GRAND RAPIDS, Mich. (WOOD) — A group of basketball players at Covenant House Academy Grand Rapids may never go pro, but they are certainly players in a game-changing conversation.

“Where I grow up from, masculine was, ‘You got the guy with the gun, he got drugs on him, he got a whole bunch of money and he’s taking care of everybody,'” said Tyrece Smith, a student at Covenant House Academy Grand Rapids.

Smith said those men only expressed signs of dominance, toughness and aggression. 

Society has historically used those traits to define masculinity, but Smith and his classmate, Johncarlos Gonzales, say that’s changing.

Covenant House Academy Grand Rapids students Tyrece Smith and Johncarlos Gonzales speak with News 8's Donovan Long.
Covenant House Academy Grand Rapids students Tyrece Smith and Johncarlos Gonzales speak with News 8’s Donovan Long.

“We’re evolving so much,” said Smith. “Once upon a time, you couldn’t tell another man you love him.”

“It’s power in showing your emotions and showing your real side,” Gonzales added.

A photographer recently captured the bond actors Michael B. Jordan and Jonathan Majors share for a New York Times piece about their new movie, “Creed III.”

“It was a form of Black love expressed through males,” said Christopher Lovelady, director of the mentor program at the Grand Rapids Center for Community Transformation.

The photo of the men went viral. Internet users questioned their manhood, while others defended it, like Smith and Gonzales’ mentor, Lovelady.

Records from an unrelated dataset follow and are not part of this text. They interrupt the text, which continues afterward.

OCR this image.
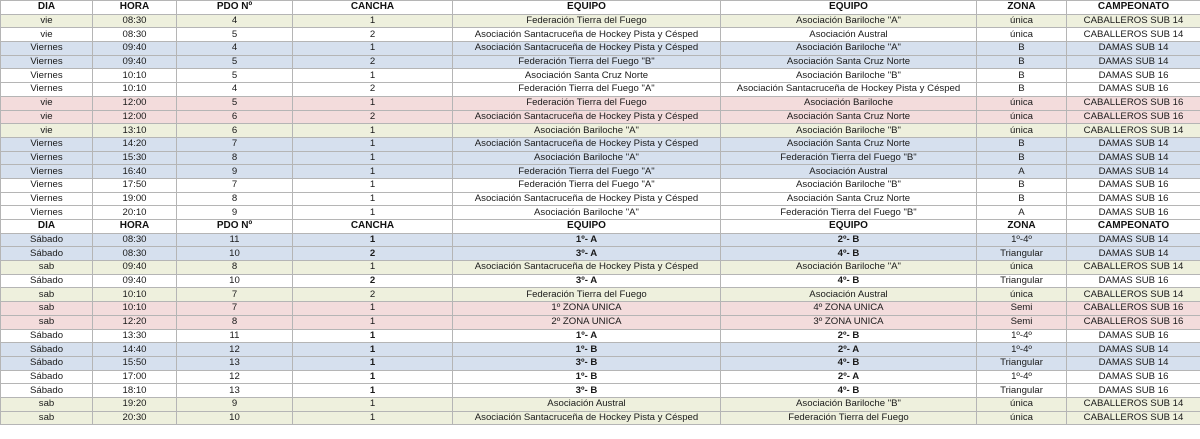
DIA	HORA	PDO Nº	CANCHA	EQUIPO	EQUIPO	ZONA	CAMPEONATO
vie	08:30	4	1	Federación Tierra del Fuego	Asociación Bariloche "A"	única	CABALLEROS SUB 14
vie	08:30	5	2	Asociación Santacruceña de Hockey Pista y Césped	Asociación Austral	única	CABALLEROS SUB 14
Viernes	09:40	4	1	Asociación Santacruceña de Hockey Pista y Césped	Asociación Bariloche "A"	B	DAMAS SUB 14
Viernes	09:40	5	2	Federación Tierra del Fuego "B"	Asociación Santa Cruz Norte	B	DAMAS SUB 14
Viernes	10:10	5	1	Asociación Santa Cruz Norte	Asociación Bariloche "B"	B	DAMAS SUB 16
Viernes	10:10	4	2	Federación Tierra del Fuego "A"	Asociación Santacruceña de Hockey Pista y Césped	B	DAMAS SUB 16
vie	12:00	5	1	Federación Tierra del Fuego	Asociación Bariloche	única	CABALLEROS SUB 16
vie	12:00	6	2	Asociación Santacruceña de Hockey Pista y Césped	Asociación Santa Cruz Norte	única	CABALLEROS SUB 16
vie	13:10	6	1	Asociación Bariloche "A"	Asociación Bariloche "B"	única	CABALLEROS SUB 14
Viernes	14:20	7	1	Asociación Santacruceña de Hockey Pista y Césped	Asociación Santa Cruz Norte	B	DAMAS SUB 14
Viernes	15:30	8	1	Asociación Bariloche "A"	Federación Tierra del Fuego "B"	B	DAMAS SUB 14
Viernes	16:40	9	1	Federación Tierra del Fuego "A"	Asociación Austral	A	DAMAS SUB 14
Viernes	17:50	7	1	Federación Tierra del Fuego "A"	Asociación Bariloche "B"	B	DAMAS SUB 16
Viernes	19:00	8	1	Asociación Santacruceña de Hockey Pista y Césped	Asociación Santa Cruz Norte	B	DAMAS SUB 16
Viernes	20:10	9	1	Asociación Bariloche "A"	Federación Tierra del Fuego "B"	A	DAMAS SUB 16
DIA	HORA	PDO Nº	CANCHA	EQUIPO	EQUIPO	ZONA	CAMPEONATO
Sábado	08:30	11	1	1º- A	2º- B	1º-4º	DAMAS SUB 14
Sábado	08:30	10	2	3º- A	4º- B	Triangular	DAMAS SUB 14
sab	09:40	8	1	Asociación Santacruceña de Hockey Pista y Césped	Asociación Bariloche "A"	única	CABALLEROS SUB 14
Sábado	09:40	10	2	3º- A	4º- B	Triangular	DAMAS SUB 16
sab	10:10	7	2	Federación Tierra del Fuego	Asociación Austral	única	CABALLEROS SUB 14
sab	10:10	7	1	1º ZONA UNICA	4º ZONA UNICA	Semi	CABALLEROS SUB 16
sab	12:20	8	1	2º ZONA UNICA	3º ZONA UNICA	Semi	CABALLEROS SUB 16
Sábado	13:30	11	1	1º- A	2º- B	1º-4º	DAMAS SUB 16
Sábado	14:40	12	1	1º- B	2º- A	1º-4º	DAMAS SUB 14
Sábado	15:50	13	1	3º- B	4º- B	Triangular	DAMAS SUB 14
Sábado	17:00	12	1	1º- B	2º- A	1º-4º	DAMAS SUB 16
Sábado	18:10	13	1	3º- B	4º- B	Triangular	DAMAS SUB 16
sab	19:20	9	1	Asociación Austral	Asociación Bariloche "B"	única	CABALLEROS SUB 14
sab	20:30	10	1	Asociación Santacruceña de Hockey Pista y Césped	Federación Tierra del Fuego	única	CABALLEROS SUB 14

“I think it was the next level, in some aspects, of what Black masculinity is starting to look like,” said Lovelady. “I’ve been an advocate in creating that shift.”

Lovelady also created a safe space for Smith and Gonzales to be vulnerable.

“I think that’s something our young men don’t hear often, and I encourage young men to find someone they can be vulnerable to,” said Lovelady.

According to the American Psychological Association, “Traditional masculinity is psychologically harmful and that socializing boys to suppress their emotions causes damage that echoes both inwardly and outwardly.”

Covenant House Academy Grand Rapids students play basketball.
Covenant House Academy Grand Rapids students play basketball.

“You see it (manifest) in anxiety, depression and substance abuse,” said Marvin McKenzie Jr., mental health and substance abuse therapist at Arbor Circle.

McKenize Jr. said positive affirmations from fathers or father figures can help those issues in a young man.

“That gets engrained,” said McKenzie Jr. “They begin to believe it, they start to feel good about themselves, their self-confidence and self-esteem gets built, and that gets transferred into adulthood.”

Some men, like Smith and Gonzales, learned to be a man on their own.

“I didn’t have a dad,” Gonzales said.

So they’re using the lessons they’ve earned on the basketball court to give manhood their best shot.

“I learned from not having a dad, and I have seen what type of toll it took on me, so why not learn and relearn and try something different,” Gonzales said.